See previous answer indicating no specific system suitability tests apparent.

4. Based on the supporting

information, is the method

written clearly and concisely?

If no, please specify the

needed revisions.

The method was submitted as two separate documents, which makes it difficult for a

reader to understand the final method workflow proposed by the authors. In addition,

the method is not presented in a way that would be easy for an end user to read and

follow. The authors should submit a more precise, stepwise explanation of the method

from start to finish (e.g. including all final parameters for extraction, digestion, clean-

up/SPE, LC-MS/MS, and data analysis.

The method does not provide sufficient information as to how the authors conducted

the data analysis or how an end user would conduct the data analysis. For example,

which peptides and transitions were used for quantification? How should an end use

choose those? In the transition list table, the authors indicate at least two peptides that

would be used for quantification, but the supporting data only shows results from one

peptide from each allergenic food. How was that selection made, and how would end

users make that selection? Also, one would assume that the authors are calculating the

peak areas for the monitored transitions, but no information is given about the

parameters the authors used or what end users should do to derive the quantitative

information. Did the authors require a minimum number of points across the peak, for

example?

The method also needs to have substantially more information about how calibration

curves were prepared and how end users would prepare calibration curves for the

method. What exact material (e.g. lyophilized whole milk or fluid whole milk) was used

for the calibration curves and what were the curves prepared in (in water or in some

sort of buffer or in matrix-matched extracts)? Was each concentration extracted and

prepared separately or were dilutions performed following digestion and SPE cleanup?
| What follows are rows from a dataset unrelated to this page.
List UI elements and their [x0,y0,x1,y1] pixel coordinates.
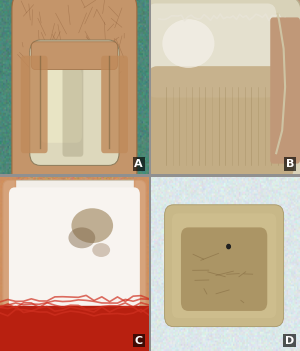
FancyBboxPatch shape [9,187,140,309]
FancyBboxPatch shape [181,227,267,311]
Ellipse shape [68,227,95,248]
Text: C: C [135,336,143,346]
FancyBboxPatch shape [40,68,82,143]
Bar [134,177,149,316]
Bar [0,177,15,316]
Ellipse shape [162,19,214,68]
FancyBboxPatch shape [30,40,119,165]
Text: B: B [286,159,294,169]
FancyBboxPatch shape [3,180,146,316]
FancyBboxPatch shape [165,205,284,327]
FancyBboxPatch shape [148,66,294,178]
FancyBboxPatch shape [21,56,48,153]
FancyBboxPatch shape [172,213,276,318]
FancyBboxPatch shape [12,0,137,192]
Text: A: A [134,159,143,169]
Ellipse shape [92,243,110,257]
FancyBboxPatch shape [31,42,118,69]
Ellipse shape [71,208,113,243]
FancyBboxPatch shape [147,4,276,98]
FancyBboxPatch shape [270,18,300,164]
Circle shape [227,244,230,249]
Bar [0,306,149,351]
Text: D: D [285,336,294,346]
Ellipse shape [162,203,244,307]
FancyBboxPatch shape [141,0,300,185]
FancyBboxPatch shape [62,54,83,157]
FancyBboxPatch shape [101,56,128,153]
How do the authors plan to address the presence of target peptides in species other

than the target species (hen’s egg peptides in turkey; hazelnut peptide h4 in peach;

and Bos Taurus peptides in water buffalo and wild yak?

5. Based on the supporting

information, what are the

pros/strengths of the

method?

It is possible that this submission could be the beginning of a sound method, but the

lack of clarity on several key issues noted in this review, makes it difficult to actually

assess the method.

6. Based on the supporting

information, what are the

cons/weaknesses of the

method?

The final procedures for the method are unclear, in part due to two separate

documents being submitted at different times and, in part, due to a general lack of

precision and clarity in the writing and presentation of information. While there are a

number of items that need to be clarified, the largest overarching issue with the

presentation of the method is the lack of complete, accurate, and clear quantitative

units and descriptions of materials used throughout presentation.

7. Any general comments

about the method?

Clear and accurate units must be provided not only for reviewers to evaluate the

effectiveness of the method, but also so that the method delivers correct and usable

data to end users. This method requires significant revision on the issue of units as well

as general clarity before it should be considered again.